下から登って来られるカップルと遭遇する。男性はここを登られたご経験があるようだ。この降りを下降する気にはなれない」と仰るが確かに登りの方が安全だろう。しかし、後ろを振り返るとかなりの急斜面だった。
登山道と合流すると先を行く家内が鞍部の梯子を登り返しているのが見える。鞍部まではかなりの下降だ。少年時代の山行の記憶では燕岳から横通岳までなだらかな尾根が続いているように憶えていたが、当時の印象など全く頼りにならないものだ。それにしてトラバース道を通るのと大天井のピークから下降するのとではこの稜線の印象は大きく異なるのかもしれない。
燕岳への登山道を北上すると大天荘から出発された登山者達が数組歩いておられる。前からは30名ほどの大パーティーが稜線を辿って来られる。昨日穂高駅で見かけたクラブ・ツーリズムのパーティーだった。稜線では紅葉が綺麗だ。
燕山荘が近づく、前を行くカップルの方が雷鳥がいることを教えて下さる。尾根筋に登ってみると5羽の雷鳥の群れがいた。2羽は私の気配を察知して、近くのハイ松の中に逃げ込んでしまったが、2羽はすぐ近くまで近づいても警戒する素振りもない。雷鳥の天敵の一つに猿がいるが、果たして猿に襲われなければいいがと心配になる。
燕山荘に到着すると途端に多くの人で賑わっている。
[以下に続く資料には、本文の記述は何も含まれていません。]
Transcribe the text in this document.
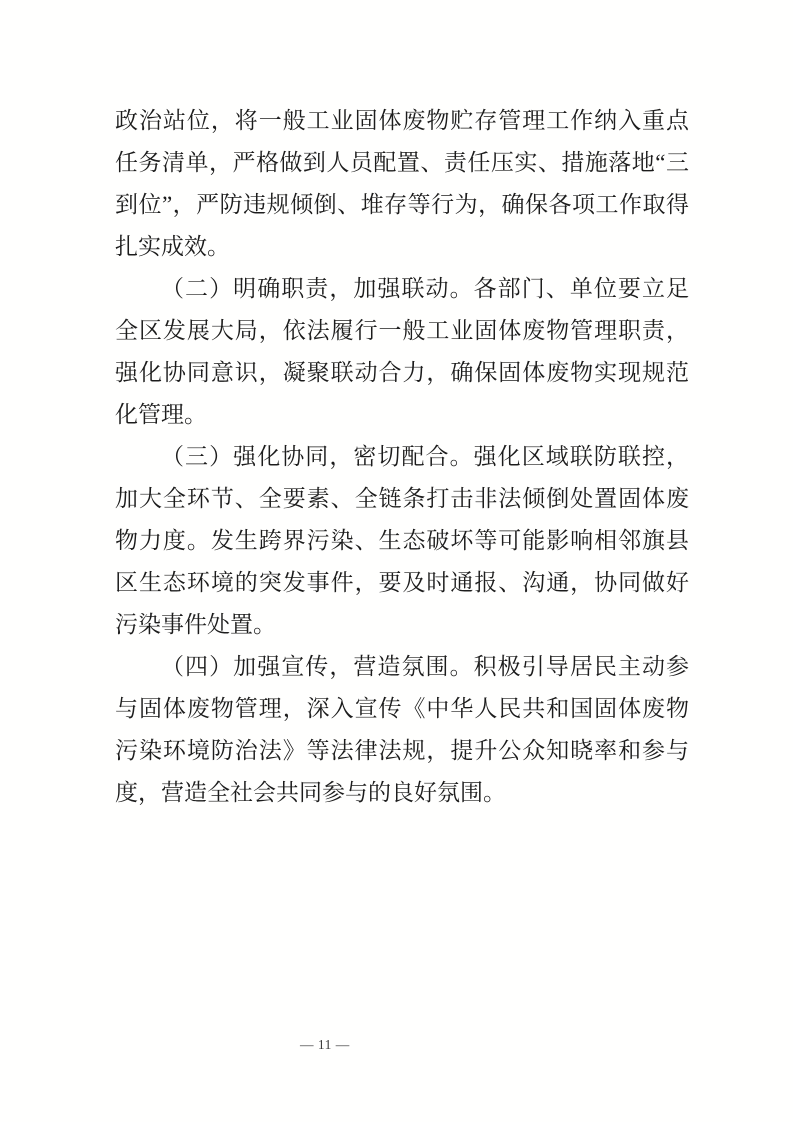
政治站位，将一般工业固体废物贮存管理工作纳入重点任务清单，严格做到人员配置、责任压实、措施落地“三到位”，严防违规倾倒、堆存等行为，确保各项工作取得扎实成效。

（二）明确职责，加强联动。各部门、单位要立足全区发展大局，依法履行一般工业固体废物管理职责，强化协同意识，凝聚联动合力，确保固体废物实现规范化管理。

（三）强化协同，密切配合。强化区域联防联控，加大全环节、全要素、全链条打击非法倾倒处置固体废物力度。发生跨界污染、生态破坏等可能影响相邻旗县区生态环境的突发事件，要及时通报、沟通，协同做好污染事件处置。

（四）加强宣传，营造氛围。积极引导居民主动参与固体废物管理，深入宣传《中华人民共和国固体废物污染环境防治法》等法律法规，提升公众知晓率和参与度，营造全社会共同参与的良好氛围。

— 11 —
ここでバスの時間が気になるのであれば家内は燕岳は諦めてもいいというので、家内には中房温泉への下山路を先に降ってもらい、私は燕岳のピークを一人で踏みにいく。
先月に登った鳳凰三山もそうであったが、まさに白砂青松の山であり、オブジェのような花崗岩の大岩が独特の景観を呈するところだ。山頂からは北燕岳を経て餓鬼岳へと続く稜線が視界に飛び込む。この稜線は昔から縦走したいと思っていた計画を温めていたところであり、今回も真っ先に考えたところではあるが、上述の条件ではどうしても無理だ。
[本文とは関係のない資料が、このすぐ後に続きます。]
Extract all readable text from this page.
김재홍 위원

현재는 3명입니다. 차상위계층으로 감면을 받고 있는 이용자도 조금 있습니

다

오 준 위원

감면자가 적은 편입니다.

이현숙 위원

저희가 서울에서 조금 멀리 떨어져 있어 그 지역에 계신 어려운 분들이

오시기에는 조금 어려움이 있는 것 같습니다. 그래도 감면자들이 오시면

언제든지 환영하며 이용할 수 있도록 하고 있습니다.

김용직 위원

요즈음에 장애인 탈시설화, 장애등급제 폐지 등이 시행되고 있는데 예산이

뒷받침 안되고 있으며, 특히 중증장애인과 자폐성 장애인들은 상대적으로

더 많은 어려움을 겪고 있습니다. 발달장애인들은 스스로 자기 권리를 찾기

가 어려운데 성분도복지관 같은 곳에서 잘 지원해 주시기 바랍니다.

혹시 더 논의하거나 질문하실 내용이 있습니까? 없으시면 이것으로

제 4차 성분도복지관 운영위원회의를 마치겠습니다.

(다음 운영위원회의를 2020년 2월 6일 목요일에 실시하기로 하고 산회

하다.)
燕山荘に戻ると中房温泉への下山路を急ぐ。しばらくは色とりどりに色づいた低木の樹林の中を下降する。先をすすむ女子のパーティーが「綺麗!」と歓声を上げている。ご挨拶ついでに「紅葉が綺麗ですね」と言葉を交わすと「綺麗すぎてなかなか進めません」と返ってきた。
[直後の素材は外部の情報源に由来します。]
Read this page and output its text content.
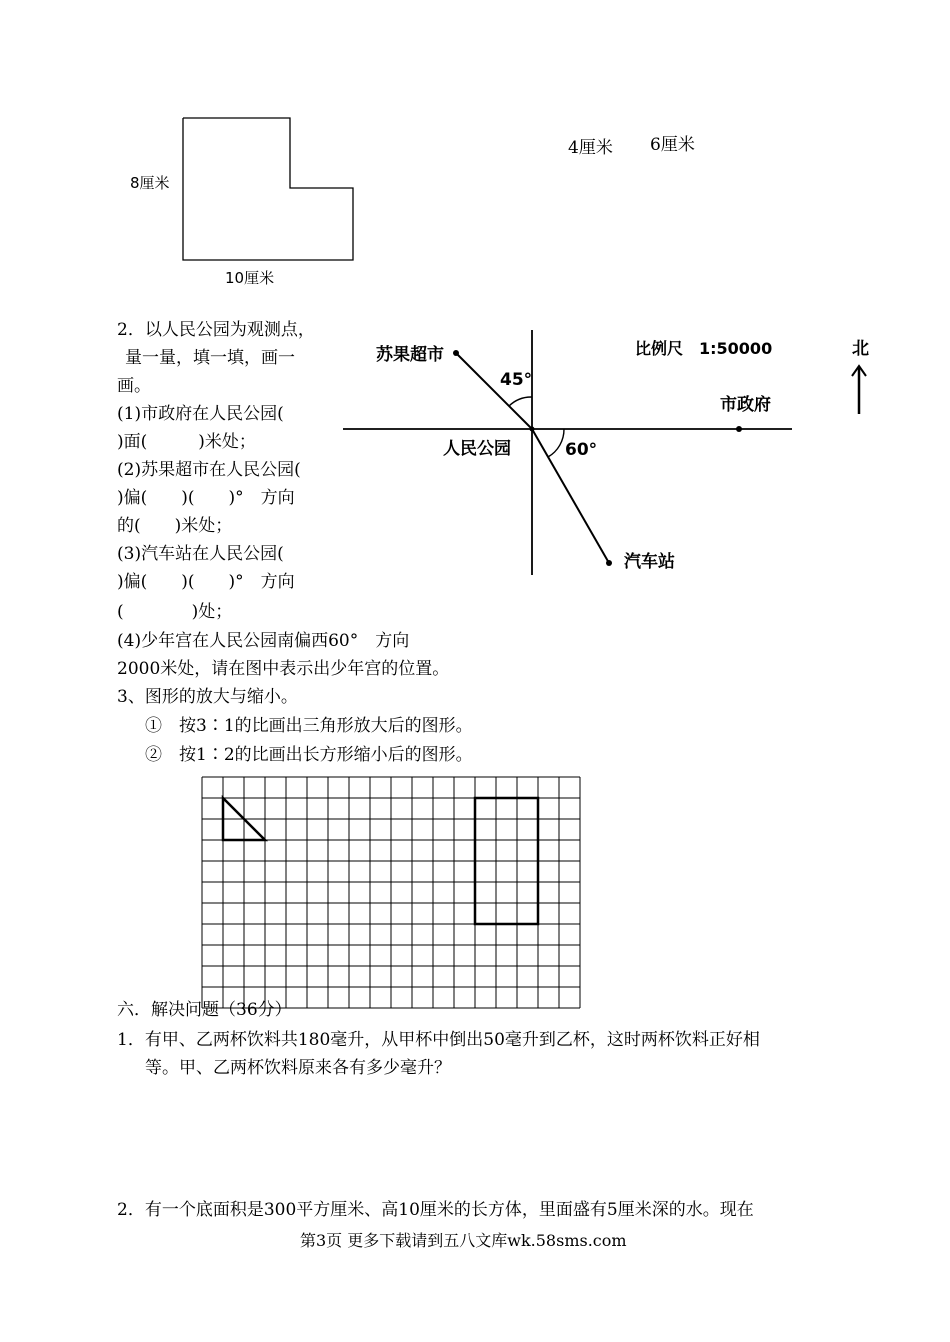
8厘米
10厘米
4厘米 6厘米
2．以人民公园为观测点，
量一量，填一填，画一
画。
(1)市政府在人民公园(
)面(　　　)米处；
(2)苏果超市在人民公园(
)偏(　　)(　　)°　方向
的(　　)米处；
(3)汽车站在人民公园(
)偏(　　)(　　)°　方向
(　　　　)处；
(4)少年宫在人民公园南偏西60°　方向
2000米处，请在图中表示出少年宫的位置。
苏果超市
45°
比例尺　1:50000	北
市政府
人民公园	60°
汽车站
3、图形的放大与缩小。
①　按3∶1的比画出三角形放大后的图形。
②　按1∶2的比画出长方形缩小后的图形。
六．解决问题（36分）
1．有甲、乙两杯饮料共180毫升，从甲杯中倒出50毫升到乙杯，这时两杯饮料正好相
等。甲、乙两杯饮料原来各有多少毫升？
2．有一个底面积是300平方厘米、高10厘米的长方体，里面盛有5厘米深的水。现在
第3页 更多下载请到五八文库wk.58sms.com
それにして驚くのは登ってくる登山客の多さだ。連綿と登山者が続いている。中には二組ほど20名くらいの大パーティーもおられる。多くの登山者は日帰りだろう。この時間からでも夕方までには下山出来るタイミングなのだろう。先週の槍ヶ岳でも多かったが、その比ではない。ただ、急登が続くせいだろか。前日に登った常念への一の沢ルートよりもこちらのルートの方が遥かにしんどそうである。
11時過ぎにca850mのあたりで家内に追いつくと、ようやくすれ違う登山者もまばらになる。最後は色づき始めた落葉松林の木漏れ日の中を下る。そういえば落葉松の林は他の針葉樹林と違って晴天の日は樹林が明るいのが特徴だ。
中房温泉に着くとバスの出発時間まで20分。温泉の受付の一人しかいない男性は下山したばかりの登山者達に生ビールやソフトクリームを提供するのに忙しく、我々が温泉に浸かる時間はますます短くなってゆく。まさに烏の行水で汗を流し、バス乗り場に向かうと発車時間ギリギリであった。
バスの登山者は有明神社と穂高公園で下車される人が多い。どうやら早朝のうちに中房温泉の駐車場が満車になってしまったので、有明神社や穂高公園の駐車場に車を停めてバスで登山口に向かうことを余儀なくされた方が多かったようだ。
松本駅に到着するとまずは信州の地酒を売っている酒屋に酒を買いに行く。街中は暑く感じられるが、それでも京都に比べると空気が清澄に感じられる。駅に戻ると驚いたことに駅の手打ちそば「樽木野」の店の前には登山者が行列していた。駅ビルの中の手打ちそばの店に入るが、十分に美味しく感じられた。
先週の山行後とは異なり、今週は全く筋肉痛を患うことはなかった。今週末からは急に気温が冷え込むようだ。夏山装備で登山が出来るのは今シーズン最後の機会だったのかもしれない。家内と次はもう少し静かな山にしようと心に決めるのだった。